= Deer horn =

Vehicle-mounted wildlife warning device

A deer horn, or deer whistle, is a whistle mounted on automobiles intended to help prevent collisions with deer. Air moving through the device produces sound (ultrasound in some models), intended to warn deer of a vehicle's approach. Deer are highly unpredictable, skittish animals whose normal reaction to an unfamiliar sound is to stop, look and listen to determine if they are being threatened. If the whistle gives them advance warning, they may freeze on the roadside, rather than running across the road into the path of the vehicle.

In Australia, a different product, with electrically powered speakers (Shu Roo), is used to decrease collisions with kangaroos.

Researchers with the University of Wisconsin–Madison measured three devices and a press report said they found these three devices produced "low-pitched and ultrasonic sounds at speeds of 30 to 70 miles per hour; however, researchers were unable to verify that deer responded to the sounds."

Researchers with the Georgia Game and Fish Department have pointed out several reasons for ultrasound devices not to work as advertised:
- Some deer whistles do not emit any ultrasonic sound under the advertised operating conditions (typically when the vehicle exceeds 30 mph).
- Ultrasonic sound does not carry very well.
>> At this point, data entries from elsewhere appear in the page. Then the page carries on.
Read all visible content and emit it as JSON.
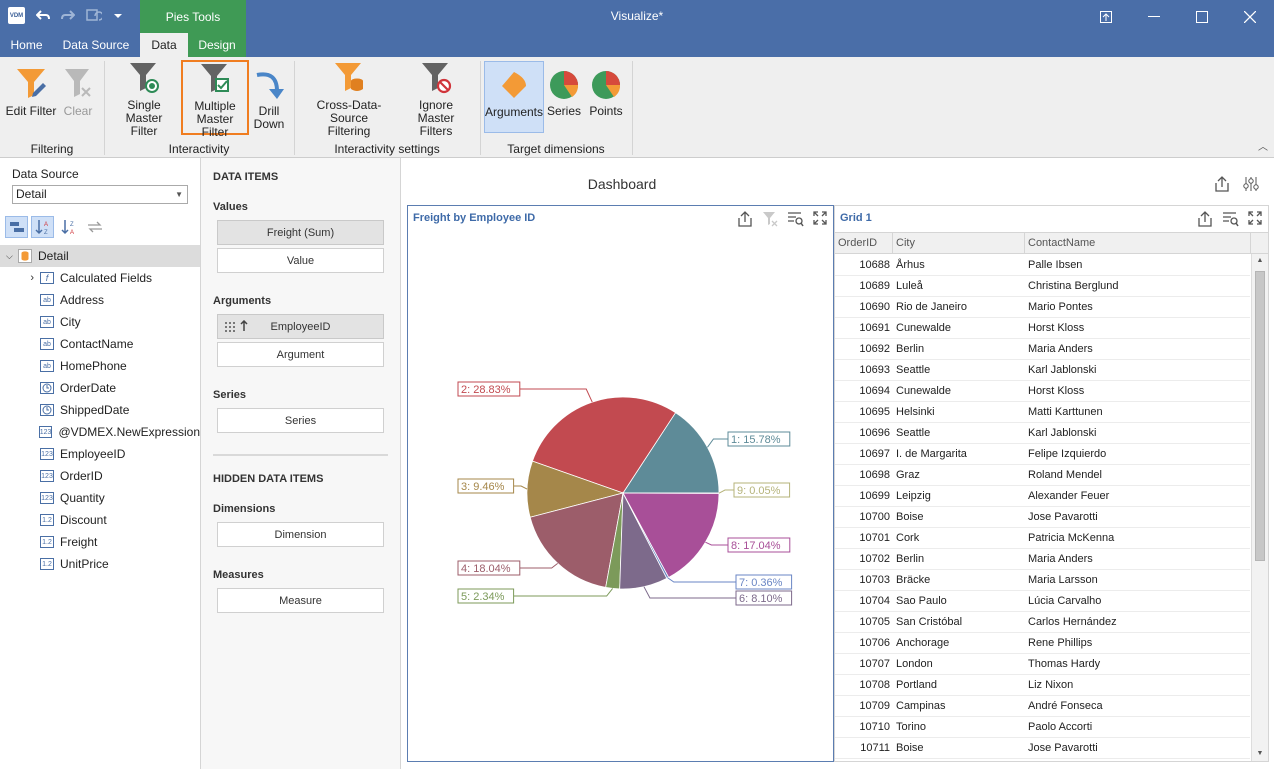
{
  "window": {
    "title": "Visualize*",
    "context_tab": "Pies Tools",
    "app_icon_text": "VDM"
  },
  "menu": {
    "tabs": [
      "Home",
      "Data Source",
      "Data",
      "Design"
    ],
    "active": "Data"
  },
  "ribbon": {
    "buttons": {
      "edit_filter": "Edit Filter",
      "clear": "Clear",
      "single_master_filter_1": "Single Master",
      "single_master_filter_2": "Filter",
      "multiple_master_filter_1": "Multiple",
      "multiple_master_filter_2": "Master Filter",
      "drill_down_1": "Drill",
      "drill_down_2": "Down",
      "cross_ds_1": "Cross-Data-Source",
      "cross_ds_2": "Filtering",
      "ignore_mf_1": "Ignore Master",
      "ignore_mf_2": "Filters",
      "arguments": "Arguments",
      "series": "Series",
      "points": "Points"
    },
    "groups": {
      "filtering": "Filtering",
      "interactivity": "Interactivity",
      "interactivity_settings": "Interactivity settings",
      "target_dimensions": "Target dimensions"
    }
  },
  "data_source": {
    "label": "Data Source",
    "selected": "Detail",
    "root": "Detail",
    "fields": [
      {
        "name": "Calculated Fields",
        "type": "f"
      },
      {
        "name": "Address",
        "type": "ab"
      },
      {
        "name": "City",
        "type": "ab"
      },
      {
        "name": "ContactName",
        "type": "ab"
      },
      {
        "name": "HomePhone",
        "type": "ab"
      },
      {
        "name": "OrderDate",
        "type": "clock"
      },
      {
        "name": "ShippedDate",
        "type": "clock"
      },
      {
        "name": "@VDMEX.NewExpression",
        "type": "123"
      },
      {
        "name": "EmployeeID",
        "type": "123"
      },
      {
        "name": "OrderID",
        "type": "123"
      },
      {
        "name": "Quantity",
        "type": "123"
      },
      {
        "name": "Discount",
        "type": "1.2"
      },
      {
        "name": "Freight",
        "type": "1.2"
      },
      {
        "name": "UnitPrice",
        "type": "1.2"
      }
    ]
  },
  "data_items": {
    "header": "DATA ITEMS",
    "values_label": "Values",
    "values_item": "Freight (Sum)",
    "values_placeholder": "Value",
    "arguments_label": "Arguments",
    "arguments_item": "EmployeeID",
    "arguments_placeholder": "Argument",
    "series_label": "Series",
    "series_placeholder": "Series",
    "hidden_header": "HIDDEN DATA ITEMS",
    "dimensions_label": "Dimensions",
    "dimensions_placeholder": "Dimension",
    "measures_label": "Measures",
    "measures_placeholder": "Measure"
  },
  "dashboard": {
    "title": "Dashboard"
  },
  "pie_panel": {
    "caption": "Freight by Employee ID"
  },
  "chart_data": {
    "type": "pie",
    "title": "Freight by Employee ID",
    "categories": [
      "1",
      "2",
      "3",
      "4",
      "5",
      "6",
      "7",
      "8",
      "9"
    ],
    "values": [
      15.78,
      28.83,
      9.46,
      18.04,
      2.34,
      8.1,
      0.36,
      17.04,
      0.05
    ],
    "labels": [
      "1: 15.78%",
      "2: 28.83%",
      "3: 9.46%",
      "4: 18.04%",
      "5: 2.34%",
      "6: 8.10%",
      "7: 0.36%",
      "8: 17.04%",
      "9: 0.05%"
    ],
    "colors": [
      "#5e8b98",
      "#c24a50",
      "#a5874a",
      "#9c5d6a",
      "#7c9a5a",
      "#7d6a8b",
      "#6a86c4",
      "#a84f98",
      "#b5b37a"
    ]
  },
  "grid": {
    "caption": "Grid 1",
    "columns": [
      "OrderID",
      "City",
      "ContactName"
    ],
    "rows": [
      [
        "10688",
        "Århus",
        "Palle Ibsen"
      ],
      [
        "10689",
        "Luleå",
        "Christina Berglund"
      ],
      [
        "10690",
        "Rio de Janeiro",
        "Mario Pontes"
      ],
      [
        "10691",
        "Cunewalde",
        "Horst Kloss"
      ],
      [
        "10692",
        "Berlin",
        "Maria Anders"
      ],
      [
        "10693",
        "Seattle",
        "Karl Jablonski"
      ],
      [
        "10694",
        "Cunewalde",
        "Horst Kloss"
      ],
      [
        "10695",
        "Helsinki",
        "Matti Karttunen"
      ],
      [
        "10696",
        "Seattle",
        "Karl Jablonski"
      ],
      [
        "10697",
        "I. de Margarita",
        "Felipe Izquierdo"
      ],
      [
        "10698",
        "Graz",
        "Roland Mendel"
      ],
      [
        "10699",
        "Leipzig",
        "Alexander Feuer"
      ],
      [
        "10700",
        "Boise",
        "Jose Pavarotti"
      ],
      [
        "10701",
        "Cork",
        "Patricia McKenna"
      ],
      [
        "10702",
        "Berlin",
        "Maria Anders"
      ],
      [
        "10703",
        "Bräcke",
        "Maria Larsson"
      ],
      [
        "10704",
        "Sao Paulo",
        "Lúcia Carvalho"
      ],
      [
        "10705",
        "San Cristóbal",
        "Carlos Hernández"
      ],
      [
        "10706",
        "Anchorage",
        "Rene Phillips"
      ],
      [
        "10707",
        "London",
        "Thomas Hardy"
      ],
      [
        "10708",
        "Portland",
        "Liz Nixon"
      ],
      [
        "10709",
        "Campinas",
        "André Fonseca"
      ],
      [
        "10710",
        "Torino",
        "Paolo Accorti"
      ],
      [
        "10711",
        "Boise",
        "Jose Pavarotti"
      ]
    ]
  }
}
It does not travel a long enough distance to provide adequate warning, and also is stopped by virtually any intervening object, so any curves in a road will block the sound.
- Little is known about the auditory limits of deer, but current knowledge indicates that deer hear approximately the same frequencies as humans, and thus if humans can't hear a sound, deer probably can't either.
- If deer could hear ultrasound, it is unknown if it would alarm them or induce a flight response.

In addition to the Georgia and Wisconsin studies, a status report in 1993 by the Insurance Institute for Highway Safety found the Ohio State Police did not experience a deer-vehicle collision reduction after installing deer whistles on their fleet of patrol vehicles.

The Department of Zoology at the University of Melbourne did independent testing, funded by the Royal Automobile Club of Victoria, New South Wales Road Traffic Authority, National Roads and Motorists’ Association Limited, and Transport South Australia. They bought one Shu Roo and tested it on a sedan, a 4x4, an 18-seat bus, and a cargo truck. The Shu Roo could be heard by their test equipment above the sound of wind and vehicle engines at up to 30 meters. Wind on test days ranged from 0 to 57 kph. They also compared road collisions among fleet vehicles with and without Shu Roos, especially targeting bus and truck companies. They used pre-existing installations of Shu Roos at the participating companies, not random assignment. Vehicles averaged one collision with a kangaroo per 50000 km, the same value with and without Shu Roos. They excluded two vehicles with Shu Roos which hit 39 and 25 kangaroos respectively, each in one night. The collisions of non-Shu Roo vehicles were concentrated in fewer vehicles than the collisions of Shu Roo vehicles, which may reflect routes or drivers. Fleet managers reported some Shu Roos did not stay on. It was hard to recruit professional drivers willing to report their mileage to the survey. An alternative in future studies would be to enlist a car hire company, since they already track mileage, could randomly assign devices to cars, and benefit from accurate results.